6 killed in sectarian violence in Cairo – ministry

CAIRO – Clashes between Muslims and Christians in the Egyptian capital Cairo on Saturday left six people dead and about 50 others injured, the health ministry said.

The two groups clashed in the northwestern district of Imbaba after Muslims attacked the Coptic Saint Mena church to free a Christian woman they alleged was being held against her will because she wanted to convert to Islam.

A parish priest, Father Hermina, told AFP the dead were Copts who died when “thugs and (Muslim fundamentalist) Salafis fired at them” in the late afternoon attack.

The Gospel had been laid on a body wrapped in a sheet that was lying inside the church. The church floor was bloodstained as wounded Christians were brought into the church for treatment.

Outside the church, located in the poor working-class neighborhood of Imbaba, military police parked several armoured cars to block off Muslim protesters from the church.

They fired their guns into the air as Christians in front of the church and Muslim protesters down the street hurled stones at each other. The Muslim protesters threw firebombs, one of them setting an apartment near the church on fire.

“Oh God! Oh Jesus!” chanted the Coptic protesters. They scuffled with soldiers, blaming them for not doing enough to protect them.

The soldiers advanced at Muslim protesters who edged closer to the church, firing over their heads to repel them.

An officer ordered a soldier to escort an AFP journalist away from the church, saying “no journalists are allowed.”

Hermina and witnesses had said the Muslims had tried to storm the church earlier in the day, claiming the Christians were holding a Muslim woman.

At one of the cordons, Muslim protesters said they were first fired upon by the Copts, after they tried to find a Christian woman they say converted to Islam and was being held inside.

“They started firing on us. We were peaceful,” said one of the protesters who gave his name as Mamduh. “We won’t leave until they give up their weapons and the people who killed us are tried.”

No weapons could be seen inside the church and the Copts there said they had none.

The injured, who suffered from fractures and gunshot wounds, were taken to four city hospitals, medical officials said.

Copts make up between six and 10 percent of the Egyptian population which numbers more than 80 million people.

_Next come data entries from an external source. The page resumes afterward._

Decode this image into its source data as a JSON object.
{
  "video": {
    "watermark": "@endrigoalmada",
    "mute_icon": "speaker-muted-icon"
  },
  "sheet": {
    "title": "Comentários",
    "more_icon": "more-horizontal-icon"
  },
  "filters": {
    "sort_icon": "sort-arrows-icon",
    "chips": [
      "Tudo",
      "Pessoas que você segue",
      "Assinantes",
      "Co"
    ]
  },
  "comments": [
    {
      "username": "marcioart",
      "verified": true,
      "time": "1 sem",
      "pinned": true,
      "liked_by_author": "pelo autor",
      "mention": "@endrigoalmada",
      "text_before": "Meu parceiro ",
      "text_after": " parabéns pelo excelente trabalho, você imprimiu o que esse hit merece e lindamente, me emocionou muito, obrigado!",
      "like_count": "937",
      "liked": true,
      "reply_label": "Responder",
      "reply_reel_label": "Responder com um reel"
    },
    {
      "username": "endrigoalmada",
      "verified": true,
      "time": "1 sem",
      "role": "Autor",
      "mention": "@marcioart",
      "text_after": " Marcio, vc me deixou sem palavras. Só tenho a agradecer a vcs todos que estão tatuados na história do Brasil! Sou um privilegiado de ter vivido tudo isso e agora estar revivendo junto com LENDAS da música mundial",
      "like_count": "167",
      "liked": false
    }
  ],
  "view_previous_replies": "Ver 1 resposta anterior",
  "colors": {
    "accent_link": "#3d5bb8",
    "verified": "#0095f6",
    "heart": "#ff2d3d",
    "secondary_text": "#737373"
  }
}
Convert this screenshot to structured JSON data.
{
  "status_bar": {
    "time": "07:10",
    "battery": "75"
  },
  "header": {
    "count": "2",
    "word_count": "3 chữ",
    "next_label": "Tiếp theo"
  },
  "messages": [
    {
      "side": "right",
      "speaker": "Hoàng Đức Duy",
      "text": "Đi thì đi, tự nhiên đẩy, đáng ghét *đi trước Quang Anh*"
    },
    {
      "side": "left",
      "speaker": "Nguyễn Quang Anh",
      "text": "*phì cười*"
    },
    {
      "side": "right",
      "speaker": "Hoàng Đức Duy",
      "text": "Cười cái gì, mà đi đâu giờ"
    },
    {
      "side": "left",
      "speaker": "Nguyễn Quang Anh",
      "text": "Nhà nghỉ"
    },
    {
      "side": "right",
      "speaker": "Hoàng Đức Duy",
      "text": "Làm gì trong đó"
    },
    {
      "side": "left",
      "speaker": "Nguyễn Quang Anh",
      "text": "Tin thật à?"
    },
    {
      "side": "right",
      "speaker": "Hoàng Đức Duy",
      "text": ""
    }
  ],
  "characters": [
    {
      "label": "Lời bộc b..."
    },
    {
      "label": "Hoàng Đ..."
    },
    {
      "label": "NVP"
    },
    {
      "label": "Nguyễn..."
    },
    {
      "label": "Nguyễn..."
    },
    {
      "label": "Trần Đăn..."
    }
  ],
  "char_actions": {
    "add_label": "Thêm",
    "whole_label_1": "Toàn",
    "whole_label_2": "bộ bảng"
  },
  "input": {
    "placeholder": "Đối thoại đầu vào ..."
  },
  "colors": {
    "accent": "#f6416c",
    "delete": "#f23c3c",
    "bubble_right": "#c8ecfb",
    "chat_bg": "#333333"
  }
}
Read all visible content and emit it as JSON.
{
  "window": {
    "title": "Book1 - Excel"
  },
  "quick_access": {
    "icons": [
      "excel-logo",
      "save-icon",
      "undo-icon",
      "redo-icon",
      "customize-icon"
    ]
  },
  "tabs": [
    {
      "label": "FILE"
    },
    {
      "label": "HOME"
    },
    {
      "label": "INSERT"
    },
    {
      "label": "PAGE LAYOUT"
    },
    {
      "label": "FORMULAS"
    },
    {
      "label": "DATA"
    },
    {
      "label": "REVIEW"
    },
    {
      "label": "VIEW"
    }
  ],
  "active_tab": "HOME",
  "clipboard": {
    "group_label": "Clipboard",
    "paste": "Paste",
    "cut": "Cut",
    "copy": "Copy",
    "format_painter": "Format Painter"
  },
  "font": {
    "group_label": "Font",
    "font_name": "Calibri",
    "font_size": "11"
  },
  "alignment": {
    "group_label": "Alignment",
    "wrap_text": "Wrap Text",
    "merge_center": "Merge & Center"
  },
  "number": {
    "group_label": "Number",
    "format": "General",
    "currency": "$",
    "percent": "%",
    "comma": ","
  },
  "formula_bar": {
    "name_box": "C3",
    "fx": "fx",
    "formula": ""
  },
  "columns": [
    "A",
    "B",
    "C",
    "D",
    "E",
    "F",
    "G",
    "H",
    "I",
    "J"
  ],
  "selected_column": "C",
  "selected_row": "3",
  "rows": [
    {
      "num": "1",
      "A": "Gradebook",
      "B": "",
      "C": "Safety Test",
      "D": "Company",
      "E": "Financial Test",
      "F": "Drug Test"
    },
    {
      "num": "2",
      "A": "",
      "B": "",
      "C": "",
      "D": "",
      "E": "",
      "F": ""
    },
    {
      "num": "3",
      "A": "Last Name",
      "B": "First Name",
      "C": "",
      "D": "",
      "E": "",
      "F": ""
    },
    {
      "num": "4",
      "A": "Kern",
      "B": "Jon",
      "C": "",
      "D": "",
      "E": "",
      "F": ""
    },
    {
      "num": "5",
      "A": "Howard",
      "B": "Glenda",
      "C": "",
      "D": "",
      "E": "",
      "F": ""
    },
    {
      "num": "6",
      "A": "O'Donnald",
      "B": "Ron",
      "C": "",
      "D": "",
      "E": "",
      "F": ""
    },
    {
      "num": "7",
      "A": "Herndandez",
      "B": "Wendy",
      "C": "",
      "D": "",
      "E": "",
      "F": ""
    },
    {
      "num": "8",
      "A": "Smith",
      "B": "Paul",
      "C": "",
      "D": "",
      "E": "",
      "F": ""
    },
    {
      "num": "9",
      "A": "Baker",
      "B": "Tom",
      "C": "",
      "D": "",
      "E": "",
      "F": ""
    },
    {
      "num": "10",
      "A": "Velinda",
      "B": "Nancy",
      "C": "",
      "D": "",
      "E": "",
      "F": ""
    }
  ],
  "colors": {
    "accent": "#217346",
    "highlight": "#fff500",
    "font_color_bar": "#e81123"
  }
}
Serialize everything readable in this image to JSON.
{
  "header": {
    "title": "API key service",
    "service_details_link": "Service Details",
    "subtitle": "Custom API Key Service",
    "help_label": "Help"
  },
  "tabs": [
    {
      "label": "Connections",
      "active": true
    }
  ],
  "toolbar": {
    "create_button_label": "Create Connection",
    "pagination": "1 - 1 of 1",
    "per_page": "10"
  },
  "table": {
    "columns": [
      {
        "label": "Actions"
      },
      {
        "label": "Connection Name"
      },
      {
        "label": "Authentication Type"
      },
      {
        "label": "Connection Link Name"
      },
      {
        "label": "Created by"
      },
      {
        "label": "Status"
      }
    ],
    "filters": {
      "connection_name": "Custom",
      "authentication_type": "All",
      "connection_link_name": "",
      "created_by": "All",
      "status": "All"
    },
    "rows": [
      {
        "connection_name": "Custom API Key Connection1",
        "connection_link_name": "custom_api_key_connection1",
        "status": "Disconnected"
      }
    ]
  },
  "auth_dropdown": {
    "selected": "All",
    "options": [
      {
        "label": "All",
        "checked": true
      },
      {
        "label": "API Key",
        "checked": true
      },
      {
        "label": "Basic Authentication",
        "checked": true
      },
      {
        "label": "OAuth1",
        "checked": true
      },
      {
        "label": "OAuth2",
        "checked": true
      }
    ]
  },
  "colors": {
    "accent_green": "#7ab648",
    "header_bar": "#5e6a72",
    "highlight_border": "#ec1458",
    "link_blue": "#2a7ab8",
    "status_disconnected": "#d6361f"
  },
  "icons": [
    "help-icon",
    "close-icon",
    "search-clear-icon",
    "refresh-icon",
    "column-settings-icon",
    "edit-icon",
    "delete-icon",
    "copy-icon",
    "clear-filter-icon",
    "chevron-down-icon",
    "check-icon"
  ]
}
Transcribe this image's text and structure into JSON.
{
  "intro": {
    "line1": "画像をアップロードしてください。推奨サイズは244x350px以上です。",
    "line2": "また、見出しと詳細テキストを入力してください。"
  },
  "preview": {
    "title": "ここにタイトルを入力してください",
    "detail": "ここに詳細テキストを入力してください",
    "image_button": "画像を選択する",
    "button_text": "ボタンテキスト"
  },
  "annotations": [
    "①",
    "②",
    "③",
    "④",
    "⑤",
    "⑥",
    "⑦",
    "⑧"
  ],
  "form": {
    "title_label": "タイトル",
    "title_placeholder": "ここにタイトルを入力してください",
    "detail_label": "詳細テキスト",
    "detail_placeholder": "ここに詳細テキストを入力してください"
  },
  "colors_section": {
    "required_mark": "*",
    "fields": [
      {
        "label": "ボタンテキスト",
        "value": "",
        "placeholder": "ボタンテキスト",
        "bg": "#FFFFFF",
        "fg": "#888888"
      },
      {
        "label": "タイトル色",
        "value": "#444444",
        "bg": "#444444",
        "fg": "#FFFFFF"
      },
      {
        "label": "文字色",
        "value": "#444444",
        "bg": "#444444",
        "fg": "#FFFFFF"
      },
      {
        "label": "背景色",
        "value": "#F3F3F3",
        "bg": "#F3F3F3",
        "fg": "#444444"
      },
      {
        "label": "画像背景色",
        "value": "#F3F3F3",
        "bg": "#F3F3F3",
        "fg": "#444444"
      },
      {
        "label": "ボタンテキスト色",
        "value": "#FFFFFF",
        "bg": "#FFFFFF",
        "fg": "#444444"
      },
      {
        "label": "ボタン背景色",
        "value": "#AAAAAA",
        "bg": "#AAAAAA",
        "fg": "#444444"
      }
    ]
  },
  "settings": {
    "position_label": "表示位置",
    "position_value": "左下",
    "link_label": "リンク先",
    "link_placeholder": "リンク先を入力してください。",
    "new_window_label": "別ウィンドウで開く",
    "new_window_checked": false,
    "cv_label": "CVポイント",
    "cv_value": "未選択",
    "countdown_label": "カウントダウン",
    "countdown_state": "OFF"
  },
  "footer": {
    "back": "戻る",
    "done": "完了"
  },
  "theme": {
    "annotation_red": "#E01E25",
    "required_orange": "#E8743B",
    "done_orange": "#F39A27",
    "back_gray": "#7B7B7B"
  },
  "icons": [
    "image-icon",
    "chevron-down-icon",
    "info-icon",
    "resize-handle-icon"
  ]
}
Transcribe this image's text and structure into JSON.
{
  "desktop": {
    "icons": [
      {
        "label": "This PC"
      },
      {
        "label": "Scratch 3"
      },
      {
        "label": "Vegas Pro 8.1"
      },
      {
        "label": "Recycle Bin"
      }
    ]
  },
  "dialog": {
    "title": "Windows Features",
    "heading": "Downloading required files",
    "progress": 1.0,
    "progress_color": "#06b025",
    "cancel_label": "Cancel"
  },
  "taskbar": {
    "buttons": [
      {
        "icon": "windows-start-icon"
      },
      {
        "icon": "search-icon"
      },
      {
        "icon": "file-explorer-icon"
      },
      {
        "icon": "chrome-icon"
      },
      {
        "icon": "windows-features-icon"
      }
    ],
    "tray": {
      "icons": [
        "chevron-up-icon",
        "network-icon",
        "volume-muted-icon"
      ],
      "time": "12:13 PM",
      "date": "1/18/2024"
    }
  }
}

Claims that Christian women who converted to Islam were kidnapped and held in churches or monasteries have soured relations between the two communities for months.

Egypt’s military rulers had warned on May 1 of strong measures against anyone inciting sectarian strife, in a bid to ease tensions between Muslims and Christians.

The Supreme Council of the Armed Forces, which took power after president Hosni Mubarak’s ouster in February, said it was “exerting all efforts to end sectarian disagreements on the Egyptian street to protect this nation.”

The statement came after a series of Muslim-Christian clashes and amid the growing public presence of Salafis – a puritanical Islamist sect – since the fall of Mubarak after a wave of mass protests.

On April 29, around 2,000 Salafis protested outside the Coptic Church’s headquarters in Cairo to demand the release of two women they alleged were being held after converting to Islam.
The church denies the women converted to Islam.

The claim was picked up by an Al-Qaeda-linked group in Iraq that massacred dozens of Christians in a Baghdad church in November 2010 and vowed more attacks until the two women were freed.

Two months later, a suicide bomber killed more than 20 Copts after a New Year’s Eve mass in Egypt’s coastal city of Alexandria.

In the central province of Minya, security was boosted last month after a Christian-Muslim family dispute sparked deadly clashes, prompting Muslim residents to burn homes and shops owned by Coptic Christians.

The Minya incident came as thousands in the neighbouring province of Qena protested against the appointment of a Christian governor linked to the ousted Mubarak regime.

The clashes and protests raised fears of widespread sectarian unrest, with the Coptic minority long complaining of discrimination.